Comparative Analysis of Empirical Mode Decomposition and Discrete Wavelet Transform as Denoising Methods for Auditory Brainstem Response

Abstract

Peak latency measurement of the patient's Auditory Brainstem Response (ABR) essential wave components (Waves I-V) is the usual method in hearing screening to determine the likelihood of hearing impairment. To visualize the peaks of Waves I-V, averaging about 2000 ABR sweeps is necessary for reducing the background noise caused by power line interference and myogenic activity; however, this method is time-consuming and inconvenient for patients and healthcare workers.

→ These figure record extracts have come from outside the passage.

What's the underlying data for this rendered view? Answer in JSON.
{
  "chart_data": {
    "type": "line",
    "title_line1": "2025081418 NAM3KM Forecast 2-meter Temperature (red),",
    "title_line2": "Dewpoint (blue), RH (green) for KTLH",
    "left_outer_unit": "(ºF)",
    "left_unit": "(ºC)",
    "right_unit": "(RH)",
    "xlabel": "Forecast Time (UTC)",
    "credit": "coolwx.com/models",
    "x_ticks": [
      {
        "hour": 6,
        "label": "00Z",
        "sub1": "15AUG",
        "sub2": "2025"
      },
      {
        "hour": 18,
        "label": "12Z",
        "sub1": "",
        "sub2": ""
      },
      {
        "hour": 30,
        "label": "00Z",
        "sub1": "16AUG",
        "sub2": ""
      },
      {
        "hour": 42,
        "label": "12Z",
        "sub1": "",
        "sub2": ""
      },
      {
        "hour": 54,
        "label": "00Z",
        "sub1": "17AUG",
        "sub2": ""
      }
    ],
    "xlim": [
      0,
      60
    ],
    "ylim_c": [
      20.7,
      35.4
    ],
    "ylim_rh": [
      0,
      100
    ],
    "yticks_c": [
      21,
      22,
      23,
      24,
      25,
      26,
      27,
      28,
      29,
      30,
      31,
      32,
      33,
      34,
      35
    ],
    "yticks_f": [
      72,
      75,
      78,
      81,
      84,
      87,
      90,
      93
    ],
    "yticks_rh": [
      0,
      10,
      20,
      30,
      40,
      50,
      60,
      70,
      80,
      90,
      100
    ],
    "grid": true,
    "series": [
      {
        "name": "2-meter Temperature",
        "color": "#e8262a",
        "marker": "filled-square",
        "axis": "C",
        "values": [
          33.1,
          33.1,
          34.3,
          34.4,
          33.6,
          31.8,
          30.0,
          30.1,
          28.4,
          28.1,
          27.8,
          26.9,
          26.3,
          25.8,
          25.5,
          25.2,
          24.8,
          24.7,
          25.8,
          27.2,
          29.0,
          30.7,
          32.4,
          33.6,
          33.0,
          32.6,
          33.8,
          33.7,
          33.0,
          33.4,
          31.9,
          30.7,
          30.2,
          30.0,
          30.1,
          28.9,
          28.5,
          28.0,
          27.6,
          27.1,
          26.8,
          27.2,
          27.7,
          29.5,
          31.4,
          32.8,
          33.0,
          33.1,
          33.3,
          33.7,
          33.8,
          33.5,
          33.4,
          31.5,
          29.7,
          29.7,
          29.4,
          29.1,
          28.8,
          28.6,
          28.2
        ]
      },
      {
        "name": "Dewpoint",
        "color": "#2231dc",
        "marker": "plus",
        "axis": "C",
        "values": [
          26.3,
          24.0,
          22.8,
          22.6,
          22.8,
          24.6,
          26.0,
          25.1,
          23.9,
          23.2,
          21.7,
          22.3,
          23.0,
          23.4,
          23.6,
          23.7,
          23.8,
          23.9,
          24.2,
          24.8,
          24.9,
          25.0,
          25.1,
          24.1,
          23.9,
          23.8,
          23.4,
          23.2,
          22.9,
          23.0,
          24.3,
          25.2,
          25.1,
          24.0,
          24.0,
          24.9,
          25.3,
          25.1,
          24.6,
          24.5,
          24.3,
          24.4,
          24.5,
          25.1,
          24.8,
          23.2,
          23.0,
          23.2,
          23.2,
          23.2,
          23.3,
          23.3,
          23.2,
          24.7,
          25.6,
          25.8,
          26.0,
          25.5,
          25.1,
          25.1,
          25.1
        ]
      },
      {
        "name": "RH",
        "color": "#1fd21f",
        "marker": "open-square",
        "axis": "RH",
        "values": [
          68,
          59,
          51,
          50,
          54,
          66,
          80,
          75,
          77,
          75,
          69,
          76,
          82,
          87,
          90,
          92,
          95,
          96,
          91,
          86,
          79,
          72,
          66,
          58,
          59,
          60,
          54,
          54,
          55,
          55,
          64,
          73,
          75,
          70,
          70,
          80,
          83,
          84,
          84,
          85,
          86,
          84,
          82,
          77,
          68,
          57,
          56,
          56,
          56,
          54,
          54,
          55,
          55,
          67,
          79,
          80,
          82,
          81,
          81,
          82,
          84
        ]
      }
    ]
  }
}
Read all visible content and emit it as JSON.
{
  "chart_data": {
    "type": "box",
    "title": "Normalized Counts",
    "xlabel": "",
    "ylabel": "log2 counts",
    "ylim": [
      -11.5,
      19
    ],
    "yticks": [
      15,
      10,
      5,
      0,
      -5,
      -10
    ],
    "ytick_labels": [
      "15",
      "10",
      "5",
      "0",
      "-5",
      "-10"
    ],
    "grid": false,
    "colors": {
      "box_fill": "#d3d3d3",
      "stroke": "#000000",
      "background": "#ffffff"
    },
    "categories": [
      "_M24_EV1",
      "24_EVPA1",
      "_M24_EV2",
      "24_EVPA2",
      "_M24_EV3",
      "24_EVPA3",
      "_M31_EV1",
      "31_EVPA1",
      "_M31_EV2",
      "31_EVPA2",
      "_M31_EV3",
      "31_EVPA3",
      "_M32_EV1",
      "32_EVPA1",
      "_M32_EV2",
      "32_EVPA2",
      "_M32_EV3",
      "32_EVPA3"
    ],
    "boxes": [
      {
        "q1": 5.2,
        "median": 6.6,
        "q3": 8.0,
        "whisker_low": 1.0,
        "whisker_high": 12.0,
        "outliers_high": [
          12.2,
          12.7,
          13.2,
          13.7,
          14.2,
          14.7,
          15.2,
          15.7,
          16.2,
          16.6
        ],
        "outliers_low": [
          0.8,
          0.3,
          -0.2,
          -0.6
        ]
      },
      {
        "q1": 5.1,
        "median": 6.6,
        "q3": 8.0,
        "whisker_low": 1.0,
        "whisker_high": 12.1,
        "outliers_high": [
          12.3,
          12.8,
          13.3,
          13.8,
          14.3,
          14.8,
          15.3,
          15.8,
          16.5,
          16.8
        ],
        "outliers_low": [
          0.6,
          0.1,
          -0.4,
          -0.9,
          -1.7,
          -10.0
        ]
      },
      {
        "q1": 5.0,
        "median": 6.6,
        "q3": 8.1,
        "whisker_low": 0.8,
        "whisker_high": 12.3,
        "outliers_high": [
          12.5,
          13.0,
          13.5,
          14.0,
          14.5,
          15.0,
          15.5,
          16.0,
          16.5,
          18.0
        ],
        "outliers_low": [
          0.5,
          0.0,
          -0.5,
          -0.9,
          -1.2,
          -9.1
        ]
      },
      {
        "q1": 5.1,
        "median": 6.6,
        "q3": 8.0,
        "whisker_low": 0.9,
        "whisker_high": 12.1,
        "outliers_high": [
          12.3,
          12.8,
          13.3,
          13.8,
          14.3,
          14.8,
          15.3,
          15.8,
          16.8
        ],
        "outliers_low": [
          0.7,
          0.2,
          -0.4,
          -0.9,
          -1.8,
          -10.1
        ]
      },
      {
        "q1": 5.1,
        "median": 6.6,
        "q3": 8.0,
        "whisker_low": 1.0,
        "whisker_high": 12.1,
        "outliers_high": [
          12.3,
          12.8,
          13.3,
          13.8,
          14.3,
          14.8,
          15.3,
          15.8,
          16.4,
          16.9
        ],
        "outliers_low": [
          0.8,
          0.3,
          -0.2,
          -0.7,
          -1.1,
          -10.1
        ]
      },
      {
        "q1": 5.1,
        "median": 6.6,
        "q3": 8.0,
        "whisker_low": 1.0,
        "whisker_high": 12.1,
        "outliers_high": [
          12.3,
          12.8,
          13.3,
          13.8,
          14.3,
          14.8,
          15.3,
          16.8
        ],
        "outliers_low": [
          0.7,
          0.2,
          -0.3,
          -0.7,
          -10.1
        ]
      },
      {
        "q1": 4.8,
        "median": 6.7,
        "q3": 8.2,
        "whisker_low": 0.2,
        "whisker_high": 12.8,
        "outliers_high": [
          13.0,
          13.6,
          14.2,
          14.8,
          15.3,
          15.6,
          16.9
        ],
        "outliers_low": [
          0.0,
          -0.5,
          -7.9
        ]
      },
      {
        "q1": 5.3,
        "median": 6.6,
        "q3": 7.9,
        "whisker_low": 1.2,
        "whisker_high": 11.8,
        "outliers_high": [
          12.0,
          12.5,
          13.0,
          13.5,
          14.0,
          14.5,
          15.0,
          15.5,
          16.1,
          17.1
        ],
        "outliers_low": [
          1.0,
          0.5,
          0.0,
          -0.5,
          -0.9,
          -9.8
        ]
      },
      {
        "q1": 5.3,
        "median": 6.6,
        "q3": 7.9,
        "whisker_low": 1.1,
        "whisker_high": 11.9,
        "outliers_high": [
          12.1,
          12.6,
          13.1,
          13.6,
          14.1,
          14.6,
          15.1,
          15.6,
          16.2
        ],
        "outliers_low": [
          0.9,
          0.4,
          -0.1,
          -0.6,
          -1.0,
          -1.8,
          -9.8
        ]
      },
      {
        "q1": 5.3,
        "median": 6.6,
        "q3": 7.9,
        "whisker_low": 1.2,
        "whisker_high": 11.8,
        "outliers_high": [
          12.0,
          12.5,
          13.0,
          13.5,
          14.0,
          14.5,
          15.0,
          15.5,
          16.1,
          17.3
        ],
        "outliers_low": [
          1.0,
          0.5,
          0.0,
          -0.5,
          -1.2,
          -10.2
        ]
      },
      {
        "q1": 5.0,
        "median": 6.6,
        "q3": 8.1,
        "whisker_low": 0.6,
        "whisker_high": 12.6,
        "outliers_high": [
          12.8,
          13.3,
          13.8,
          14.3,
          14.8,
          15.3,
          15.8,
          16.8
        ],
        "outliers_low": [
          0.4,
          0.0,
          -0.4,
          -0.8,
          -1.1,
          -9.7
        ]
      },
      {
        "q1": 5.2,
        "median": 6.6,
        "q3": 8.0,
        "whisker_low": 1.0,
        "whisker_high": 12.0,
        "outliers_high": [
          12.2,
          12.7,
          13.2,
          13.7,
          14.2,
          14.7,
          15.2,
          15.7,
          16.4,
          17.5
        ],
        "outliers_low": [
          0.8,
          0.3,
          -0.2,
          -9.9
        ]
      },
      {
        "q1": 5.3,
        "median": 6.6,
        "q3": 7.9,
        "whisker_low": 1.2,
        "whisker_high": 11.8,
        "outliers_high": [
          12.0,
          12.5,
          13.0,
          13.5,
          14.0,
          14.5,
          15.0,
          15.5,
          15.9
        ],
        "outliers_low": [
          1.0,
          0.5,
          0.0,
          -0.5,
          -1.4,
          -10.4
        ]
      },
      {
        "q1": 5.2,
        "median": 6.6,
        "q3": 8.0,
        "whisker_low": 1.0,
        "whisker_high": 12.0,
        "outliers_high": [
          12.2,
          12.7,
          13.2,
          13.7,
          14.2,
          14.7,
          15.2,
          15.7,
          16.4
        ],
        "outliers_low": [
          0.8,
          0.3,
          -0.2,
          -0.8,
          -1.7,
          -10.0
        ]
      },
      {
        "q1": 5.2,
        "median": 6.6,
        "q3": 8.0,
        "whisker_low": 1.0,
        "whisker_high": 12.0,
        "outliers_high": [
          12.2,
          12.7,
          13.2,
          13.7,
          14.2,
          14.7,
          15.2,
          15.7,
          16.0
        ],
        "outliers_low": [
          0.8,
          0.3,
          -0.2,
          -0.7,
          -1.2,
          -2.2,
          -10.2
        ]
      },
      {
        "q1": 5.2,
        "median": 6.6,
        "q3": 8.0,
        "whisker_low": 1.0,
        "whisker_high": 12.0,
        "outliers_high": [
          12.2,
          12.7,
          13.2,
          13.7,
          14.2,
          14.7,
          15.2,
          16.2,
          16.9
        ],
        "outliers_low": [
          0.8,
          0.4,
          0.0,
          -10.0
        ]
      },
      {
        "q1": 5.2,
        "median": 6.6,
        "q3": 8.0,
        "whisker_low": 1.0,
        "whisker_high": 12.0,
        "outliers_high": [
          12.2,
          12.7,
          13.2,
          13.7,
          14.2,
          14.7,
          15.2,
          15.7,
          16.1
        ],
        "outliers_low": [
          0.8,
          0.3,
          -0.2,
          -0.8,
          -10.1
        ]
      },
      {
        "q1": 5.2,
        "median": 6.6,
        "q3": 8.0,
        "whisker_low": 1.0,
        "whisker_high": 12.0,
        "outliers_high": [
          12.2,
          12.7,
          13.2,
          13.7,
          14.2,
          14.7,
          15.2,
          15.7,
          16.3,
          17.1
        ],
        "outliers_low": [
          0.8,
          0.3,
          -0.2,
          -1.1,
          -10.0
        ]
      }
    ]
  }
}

The study aims to use signal denoising methods to denoise ABRs averaged with fewer sweeps without affecting their functionality. Two deterministic signal denoising approaches, Empirical Mode Decomposition (EMD) and Discrete Wavelet Transform (DWT), were evaluated and compared to determine which could produce functional denoised ABRs using fewer sweeps. For the 1 kHz stimulus frequency, DWT produced functional ABRs with fewer sweeps than EMD for stimulus intensities of 75, 65, 55 and 50 dB peSPL. For the 4 kHz stimulus frequency, only the DWT method could produce functional ABRs with fewer sweeps. DWT method performs better than EMD in producing clinically relevant denoised ABR for most stimulus descriptions. The findings can help audiologists use the DWT denoising approach when averaging noisy ABRs with fewer sweeps to address the problems caused by the time-consuming conventional averaging method.